Depois, em 1992, um encontro de mulheres latino-americanas e caribenhas se propôs a reproduzir esse encontro que aconteceu em 1988. Ali se cria uma rede fundamental. “O último dia do encontro é o 25 de julho e ali elas tiram a necessidade de ter um dia da mulher negra, latino-americana e caribenha. Que vira um marco importante para as mulheres do continente.
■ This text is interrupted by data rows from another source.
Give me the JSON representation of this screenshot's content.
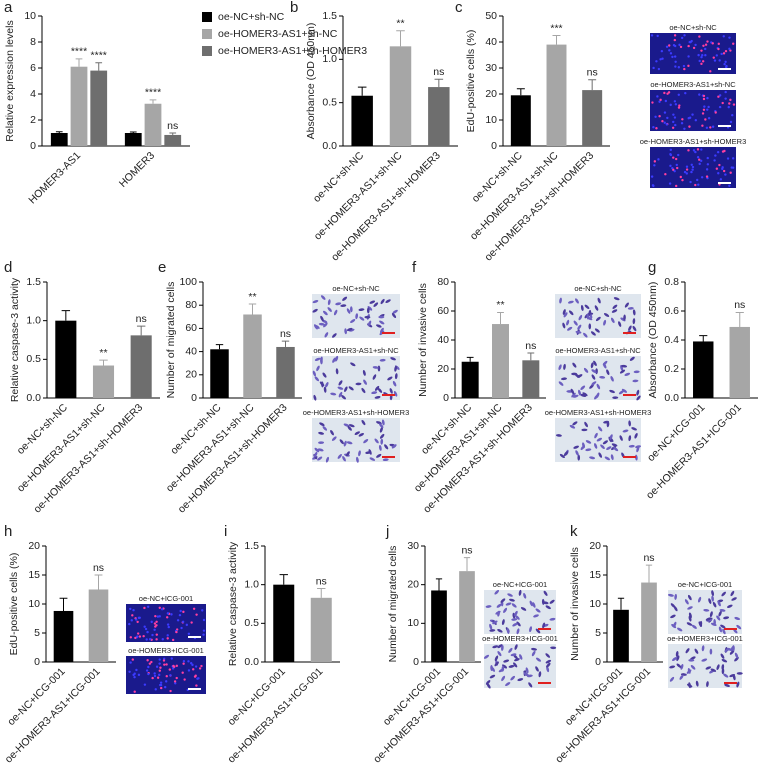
{
  "chart_data": [
    {
      "type": "grouped_bar",
      "panel": "a",
      "y_label": "Relative expression levels",
      "categories": [
        "HOMER3-AS1",
        "HOMER3"
      ],
      "ylim": [
        0,
        10
      ],
      "yticks": [
        0,
        2,
        4,
        6,
        8,
        10
      ],
      "series": [
        {
          "name": "oe-NC+sh-NC",
          "color": "#000000",
          "values": [
            1.0,
            1.0
          ],
          "errors": [
            0.1,
            0.08
          ],
          "annotations": [
            null,
            null
          ]
        },
        {
          "name": "oe-HOMER3-AS1+sh-NC",
          "color": "#a6a6a6",
          "values": [
            6.1,
            3.25
          ],
          "errors": [
            0.6,
            0.3
          ],
          "annotations": [
            "****",
            "****"
          ]
        },
        {
          "name": "oe-HOMER3-AS1+sh-HOMER3",
          "color": "#6e6e6e",
          "values": [
            5.8,
            0.85
          ],
          "errors": [
            0.6,
            0.15
          ],
          "annotations": [
            "****",
            "ns"
          ]
        }
      ]
    },
    {
      "type": "bar",
      "panel": "b",
      "y_label": "Absorbance (OD 450nm)",
      "categories": [
        "oe-NC+sh-NC",
        "oe-HOMER3-AS1+sh-NC",
        "oe-HOMER3-AS1+sh-HOMER3"
      ],
      "values": [
        0.58,
        1.15,
        0.68
      ],
      "errors": [
        0.1,
        0.18,
        0.09
      ],
      "colors": [
        "#000000",
        "#a6a6a6",
        "#6e6e6e"
      ],
      "annotations": [
        null,
        "**",
        "ns"
      ],
      "ylim": [
        0,
        1.5
      ],
      "yticks": [
        {
          "value": 0,
          "label": "0.0"
        },
        0.5,
        {
          "value": 1,
          "label": "1.0"
        },
        1.5
      ]
    },
    {
      "type": "bar",
      "panel": "c",
      "y_label": "EdU-positive cells (%)",
      "categories": [
        "oe-NC+sh-NC",
        "oe-HOMER3-AS1+sh-NC",
        "oe-HOMER3-AS1+sh-HOMER3"
      ],
      "values": [
        19.5,
        39,
        21.5
      ],
      "errors": [
        2.5,
        3.5,
        4
      ],
      "colors": [
        "#000000",
        "#a6a6a6",
        "#6e6e6e"
      ],
      "annotations": [
        null,
        "***",
        "ns"
      ],
      "ylim": [
        0,
        50
      ],
      "yticks": [
        0,
        10,
        20,
        30,
        40,
        50
      ],
      "image_labels": [
        "oe-NC+sh-NC",
        "oe-HOMER3-AS1+sh-NC",
        "oe-HOMER3-AS1+sh-HOMER3"
      ]
    },
    {
      "type": "bar",
      "panel": "d",
      "y_label": "Relative caspase-3 activity",
      "categories": [
        "oe-NC+sh-NC",
        "oe-HOMER3-AS1+sh-NC",
        "oe-HOMER3-AS1+sh-HOMER3"
      ],
      "values": [
        1.0,
        0.42,
        0.81
      ],
      "errors": [
        0.13,
        0.07,
        0.12
      ],
      "colors": [
        "#000000",
        "#a6a6a6",
        "#6e6e6e"
      ],
      "annotations": [
        null,
        "**",
        "ns"
      ],
      "ylim": [
        0,
        1.5
      ],
      "yticks": [
        {
          "value": 0,
          "label": "0.0"
        },
        0.5,
        {
          "value": 1,
          "label": "1.0"
        },
        1.5
      ]
    },
    {
      "type": "bar",
      "panel": "e",
      "y_label": "Number of migrated cells",
      "categories": [
        "oe-NC+sh-NC",
        "oe-HOMER3-AS1+sh-NC",
        "oe-HOMER3-AS1+sh-HOMER3"
      ],
      "values": [
        42,
        72,
        44
      ],
      "errors": [
        4,
        9,
        5
      ],
      "colors": [
        "#000000",
        "#a6a6a6",
        "#6e6e6e"
      ],
      "annotations": [
        null,
        "**",
        "ns"
      ],
      "ylim": [
        0,
        100
      ],
      "yticks": [
        0,
        20,
        40,
        60,
        80,
        100
      ],
      "image_labels": [
        "oe-NC+sh-NC",
        "oe-HOMER3-AS1+sh-NC",
        "oe-HOMER3-AS1+sh-HOMER3"
      ]
    },
    {
      "type": "bar",
      "panel": "f",
      "y_label": "Number of invasive cells",
      "categories": [
        "oe-NC+sh-NC",
        "oe-HOMER3-AS1+sh-NC",
        "oe-HOMER3-AS1+sh-HOMER3"
      ],
      "values": [
        25,
        51,
        26
      ],
      "errors": [
        3,
        8,
        5
      ],
      "colors": [
        "#000000",
        "#a6a6a6",
        "#6e6e6e"
      ],
      "annotations": [
        null,
        "**",
        "ns"
      ],
      "ylim": [
        0,
        80
      ],
      "yticks": [
        0,
        20,
        40,
        60,
        80
      ],
      "image_labels": [
        "oe-NC+sh-NC",
        "oe-HOMER3-AS1+sh-NC",
        "oe-HOMER3-AS1+sh-HOMER3"
      ]
    },
    {
      "type": "bar",
      "panel": "g",
      "y_label": "Absorbance (OD 450nm)",
      "categories": [
        "oe-NC+ICG-001",
        "oe-HOMER3-AS1+ICG-001"
      ],
      "values": [
        0.39,
        0.49
      ],
      "errors": [
        0.04,
        0.1
      ],
      "colors": [
        "#000000",
        "#a6a6a6"
      ],
      "annotations": [
        null,
        "ns"
      ],
      "ylim": [
        0,
        0.8
      ],
      "yticks": [
        {
          "value": 0,
          "label": "0.0"
        },
        0.2,
        0.4,
        0.6,
        0.8
      ]
    },
    {
      "type": "bar",
      "panel": "h",
      "y_label": "EdU-positive cells (%)",
      "categories": [
        "oe-NC+ICG-001",
        "oe-HOMER3-AS1+ICG-001"
      ],
      "values": [
        8.8,
        12.5
      ],
      "errors": [
        2.2,
        2.5
      ],
      "colors": [
        "#000000",
        "#a6a6a6"
      ],
      "annotations": [
        null,
        "ns"
      ],
      "ylim": [
        0,
        20
      ],
      "yticks": [
        0,
        5,
        10,
        15,
        20
      ],
      "image_labels": [
        "oe-NC+ICG-001",
        "oe-HOMER3+ICG-001"
      ]
    },
    {
      "type": "bar",
      "panel": "i",
      "y_label": "Relative caspase-3 activity",
      "categories": [
        "oe-NC+ICG-001",
        "oe-HOMER3-AS1+ICG-001"
      ],
      "values": [
        1.0,
        0.83
      ],
      "errors": [
        0.13,
        0.12
      ],
      "colors": [
        "#000000",
        "#a6a6a6"
      ],
      "annotations": [
        null,
        "ns"
      ],
      "ylim": [
        0,
        1.5
      ],
      "yticks": [
        {
          "value": 0,
          "label": "0.0"
        },
        0.5,
        {
          "value": 1,
          "label": "1.0"
        },
        1.5
      ]
    },
    {
      "type": "bar",
      "panel": "j",
      "y_label": "Number of migrated cells",
      "categories": [
        "oe-NC+ICG-001",
        "oe-HOMER3-AS1+ICG-001"
      ],
      "values": [
        18.5,
        23.5
      ],
      "errors": [
        3,
        3.5
      ],
      "colors": [
        "#000000",
        "#a6a6a6"
      ],
      "annotations": [
        null,
        "ns"
      ],
      "ylim": [
        0,
        30
      ],
      "yticks": [
        0,
        10,
        20,
        30
      ],
      "image_labels": [
        "oe-NC+ICG-001",
        "oe-HOMER3+ICG-001"
      ]
    },
    {
      "type": "bar",
      "panel": "k",
      "y_label": "Number of invasive cells",
      "categories": [
        "oe-NC+ICG-001",
        "oe-HOMER3-AS1+ICG-001"
      ],
      "values": [
        9,
        13.7
      ],
      "errors": [
        2,
        3
      ],
      "colors": [
        "#000000",
        "#a6a6a6"
      ],
      "annotations": [
        null,
        "ns"
      ],
      "ylim": [
        0,
        20
      ],
      "yticks": [
        0,
        5,
        10,
        15,
        20
      ],
      "image_labels": [
        "oe-NC+ICG-001",
        "oe-HOMER3+ICG-001"
      ]
    }
  ]
}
E quando Luiza Bairros é ministra da Seppir (Secretaria de Políticas de Promoção da Igualdade Racial), a presidenta Dilma Rousseff assina que o 25 de julho é o Dia Nacional da Mulher Negra e de Tereza de Benguela que foi uma liderança quilombola”, relembrou. “Hoje, quando a gente olha para a lei 10.639, de 2003, que determina o ensino de história e cultura africana e afro-brasileira nas escolas, o 25 de julho, depois do 20 de novembro, são datas muito importantes para de fato levantar esses temas, ampliar o debate, pautar a mídia, colocar a marcha na rua e levar reivindicações das mulheres negras.”
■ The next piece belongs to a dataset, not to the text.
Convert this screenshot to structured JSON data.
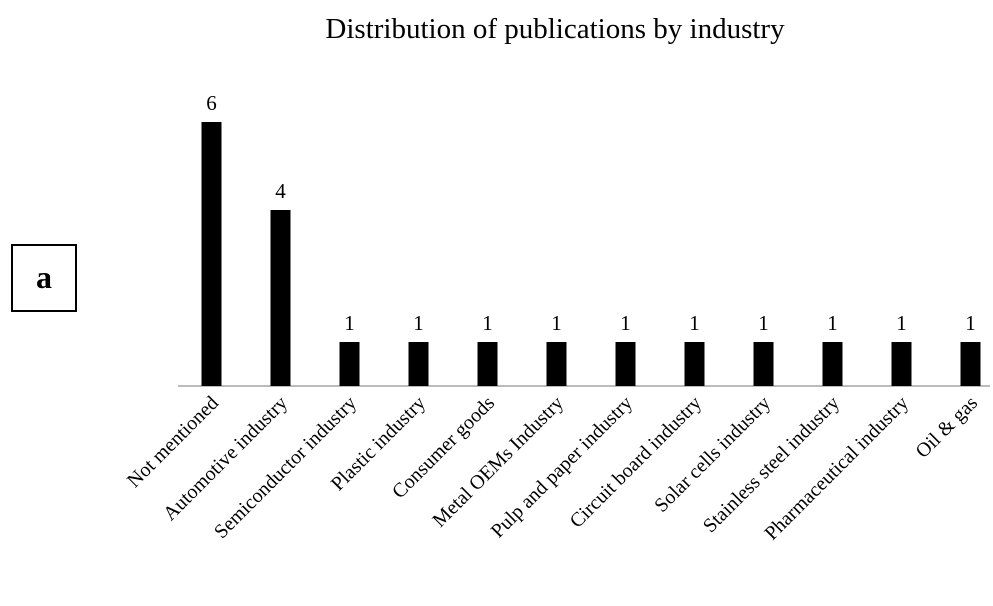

Muito mais maduro, hoje esse sujeito político mulher negra está organizado como movimento social e atuando nos demais movimentos. “Eu acho essa uma característica muito interessante e muito bonita desse movimento que trabalha muito perto do movimento feminista, do movimento negro”, considerou Bianca.
Essas mulheres, além de atuarem no debate público, escreverem na imprensa, ocupar universidades, irem constituindo um campo de estudos da temática racial, vão atuando em diferentes frentes. Participam da construção das grandes marchas nacionais do movimento negro, como a de Zumbi dos Palmares. E, por sugestão de Nilma Bentes, militante paraense, a marcha das mulheres negras que reuniu 50 mil em Brasília em 2015. E criou comitês propulsores em todo o Brasil.
Um pouco antes começa a haver uma ampliação do debate público sobre mulheres negras e se começa a falar sobre feminismo negro no Brasil com a popularização da internet. Bianca dá como exemplos o movimento Geledés e seu site, a escritora Djamila Ribeiro, e a popularização de textos de Lélia Gonzaléz, Beatriz Nascimento, Sueli Carneiro.
Ao finalizar sua exposição, Bianca Santana abordou também o “ativismo de rede social”, com a tradução de autoras ou apropriação de pensamentos norte-americanos trazidos para o Brasil que não considera esse histórico brasileiro.
Em 2019, lembrou que quando Angela Davis veio ao Brasil e falou para 18 mil pessoas no Parque do Ibirapuera, a ativista norte-americana questionou por que ela é tão celebrada num país que tem Lélia Gonzaléz.
“Mesmo a ideia de feminismo negro é estranha para muitas mulheres negras no Brasil”, avaliou Bianca. “E vamos tentando contemporizar essas visões.”